Читать книгу How to Nourish the World - Hans R. Herren - Страница 5
ОглавлениеA world without hunger and misery
My vision of a sustainable food system for the world goes back a long way. I am a farmer’s son. My father was estate manager for the Domaine des Barges in Switzerland’s Lower Valais that was owned by the Burger und Söhne (Aargau) tobacco dynasty. The 40-hectare farm grew tobacco, potatoes and wheat.
I experienced intensive farming at first hand: it meant spraying highly poisonous insecticide to control the caterpillars of the diurnal and nocturnal moths that feasted on the tobacco leaves. It was the use of fungicides to control imported fungal diseases. They not only destroyed the pests but also eliminated beneficial insects such as bees. When I was growing up I found it quite normal, even though occasionally I also wondered whether so much poison was actually good for humans or the environment. At the time, we knew no different and it seemed as though chemicals were an essential ingredient of modern agriculture.
I spent two winters and a summer as a student at Valais Agricultural College in Châteauneuf learning what farmers needed to know about crops and fruit growing, vineyards and livestock management, i.e. that the use of agrochemicals guaranteed good harvests and a better life.

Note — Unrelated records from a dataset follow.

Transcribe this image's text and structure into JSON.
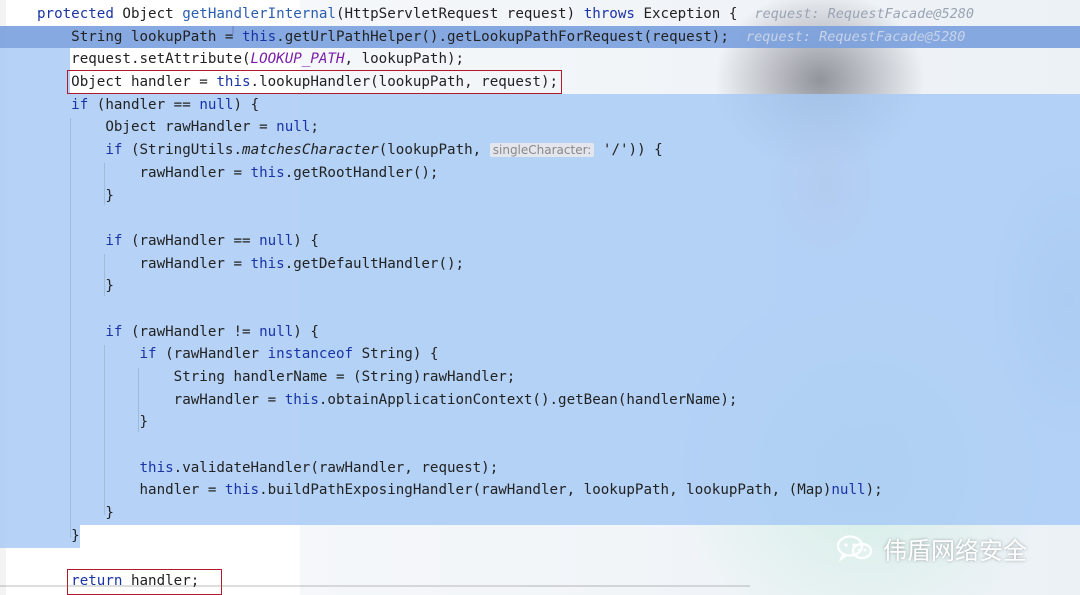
{
  "code_lines": [
    {
      "segments": [
        {
          "t": "protected",
          "c": "kw"
        },
        {
          "t": " Object "
        },
        {
          "t": "getHandlerInternal",
          "c": "fn"
        },
        {
          "t": "(HttpServletRequest request) "
        },
        {
          "t": "throws",
          "c": "kw"
        },
        {
          "t": " Exception {  "
        },
        {
          "t": "request: RequestFacade@5280",
          "c": "hint"
        }
      ]
    },
    {
      "segments": [
        {
          "t": "    String lookupPath = "
        },
        {
          "t": "this",
          "c": "kw"
        },
        {
          "t": ".getUrlPathHelper().getLookupPathForRequest(request);  "
        },
        {
          "t": "request: RequestFacade@5280",
          "c": "hint"
        }
      ]
    },
    {
      "segments": [
        {
          "t": "    request.setAttribute("
        },
        {
          "t": "LOOKUP_PATH",
          "c": "st"
        },
        {
          "t": ", lookupPath);"
        }
      ]
    },
    {
      "segments": [
        {
          "t": "    Object handler = "
        },
        {
          "t": "this",
          "c": "kw"
        },
        {
          "t": ".lookupHandler(lookupPath, request);"
        }
      ]
    },
    {
      "segments": [
        {
          "t": "    "
        },
        {
          "t": "if",
          "c": "kw"
        },
        {
          "t": " (handler == "
        },
        {
          "t": "null",
          "c": "kw"
        },
        {
          "t": ") {"
        }
      ]
    },
    {
      "segments": [
        {
          "t": "        Object rawHandler = "
        },
        {
          "t": "null",
          "c": "kw"
        },
        {
          "t": ";"
        }
      ]
    },
    {
      "segments": [
        {
          "t": "        "
        },
        {
          "t": "if",
          "c": "kw"
        },
        {
          "t": " (StringUtils."
        },
        {
          "t": "matchesCharacter",
          "c": "sm"
        },
        {
          "t": "(lookupPath, "
        },
        {
          "t": "singleCharacter:",
          "c": "hintbox"
        },
        {
          "t": " '/')) {"
        }
      ]
    },
    {
      "segments": [
        {
          "t": "            rawHandler = "
        },
        {
          "t": "this",
          "c": "kw"
        },
        {
          "t": ".getRootHandler();"
        }
      ]
    },
    {
      "segments": [
        {
          "t": "        }"
        }
      ]
    },
    {
      "segments": [
        {
          "t": ""
        }
      ]
    },
    {
      "segments": [
        {
          "t": "        "
        },
        {
          "t": "if",
          "c": "kw"
        },
        {
          "t": " (rawHandler == "
        },
        {
          "t": "null",
          "c": "kw"
        },
        {
          "t": ") {"
        }
      ]
    },
    {
      "segments": [
        {
          "t": "            rawHandler = "
        },
        {
          "t": "this",
          "c": "kw"
        },
        {
          "t": ".getDefaultHandler();"
        }
      ]
    },
    {
      "segments": [
        {
          "t": "        }"
        }
      ]
    },
    {
      "segments": [
        {
          "t": ""
        }
      ]
    },
    {
      "segments": [
        {
          "t": "        "
        },
        {
          "t": "if",
          "c": "kw"
        },
        {
          "t": " (rawHandler != "
        },
        {
          "t": "null",
          "c": "kw"
        },
        {
          "t": ") {"
        }
      ]
    },
    {
      "segments": [
        {
          "t": "            "
        },
        {
          "t": "if",
          "c": "kw"
        },
        {
          "t": " (rawHandler "
        },
        {
          "t": "instanceof",
          "c": "kw"
        },
        {
          "t": " String) {"
        }
      ]
    },
    {
      "segments": [
        {
          "t": "                String handlerName = (String)rawHandler;"
        }
      ]
    },
    {
      "segments": [
        {
          "t": "                rawHandler = "
        },
        {
          "t": "this",
          "c": "kw"
        },
        {
          "t": ".obtainApplicationContext().getBean(handlerName);"
        }
      ]
    },
    {
      "segments": [
        {
          "t": "            }"
        }
      ]
    },
    {
      "segments": [
        {
          "t": ""
        }
      ]
    },
    {
      "segments": [
        {
          "t": "            "
        },
        {
          "t": "this",
          "c": "kw"
        },
        {
          "t": ".validateHandler(rawHandler, request);"
        }
      ]
    },
    {
      "segments": [
        {
          "t": "            handler = "
        },
        {
          "t": "this",
          "c": "kw"
        },
        {
          "t": ".buildPathExposingHandler(rawHandler, lookupPath, lookupPath, (Map)"
        },
        {
          "t": "null",
          "c": "kw"
        },
        {
          "t": ");"
        }
      ]
    },
    {
      "segments": [
        {
          "t": "        }"
        }
      ]
    },
    {
      "segments": [
        {
          "t": "    }"
        }
      ]
    },
    {
      "segments": [
        {
          "t": ""
        }
      ]
    },
    {
      "segments": [
        {
          "t": "    "
        },
        {
          "t": "return",
          "c": "kw"
        },
        {
          "t": " handler;"
        }
      ]
    }
  ],
  "watermark": {
    "text": "伟盾网络安全",
    "icon": "wechat-icon"
  },
  "colors": {
    "keyword": "#1a33a6",
    "selection": "#a6c9f5",
    "current_line": "#7aa0de",
    "highlight_box": "#b01a2a"
  }
}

Having matriculated with a baccalaureate, I embarked in 1969 on an agronomy degree at the Swiss Federal Institute of Technology (ETH) in Zurich, with plant protection as my main subject and plant breeding as my subsidiary. At ETH plant protection almost exclusively, with one exception, meant the use of chemical methods to control damaging insects, weeds and fungi.
It was the era of the “Green Revolution”, the term used to describe the development that started in the 1960s of modern, high-performing and high-yielding crop varieties and their successful spread throughout developing countries. As a young ETH student I was seriously impressed by the higher yields that could be achieved with high-performing varieties and the massive application of agrochemicals. At the same time, however, I started to look critically at this type of agriculture and question it.
My doctoral supervisor, “the one exception”, was Vittorio Delucchi, a professor of entomology. He was a pioneer in Switzerland for integrated and biological pest management, promoting the use of natural enemies and agronomic practices rather than synthetic insecticides to control pests. Entomologists had long known that you could control pests if you could find their natural enemies, i.e. the corresponding beneficial insects. However, it seemed too complicated and expensive for the conventional agricultural industry to find these beneficials, breed them in sufficiently large numbers for commercial use and to find a suitable way to release them into the fields—despite the fact that it had been known for a long time that the method worked.
Vittorio Delucchi gave me an introduction to the research group of Robert van den Bosch at the University of California in Berkeley, which at the time was the mecca for entomologists in the field of biological pest control. In 1979, whilst at the International Institute for Tropical Agriculture (IITA) in Ibadan, Nigeria, I had an opportunity to put into practice my knowledge of the biological control of the mealybug—a pest that devastated the cassava crops.1
I remained in Africa for 27 years working in the field of biological pest control. This experience and the knowledge I gained made me realize that fundamental changes were needed to agriculture—in fact to the entire global food system.
It is an ambitious aim: a world free from hunger and misery, where everyone enjoys the same right to live in freedom with one another and in harmony with nature. A world where the boundaries of Planet Earth are respected and violence and war are outlawed. Where the needs of future generations are at the very top of the political agenda; natural resources are regenerated and preserved on their behalf. A world where energy supplies are based 100% on renewable energy sources.
In this vision, the food system plays a crucial role.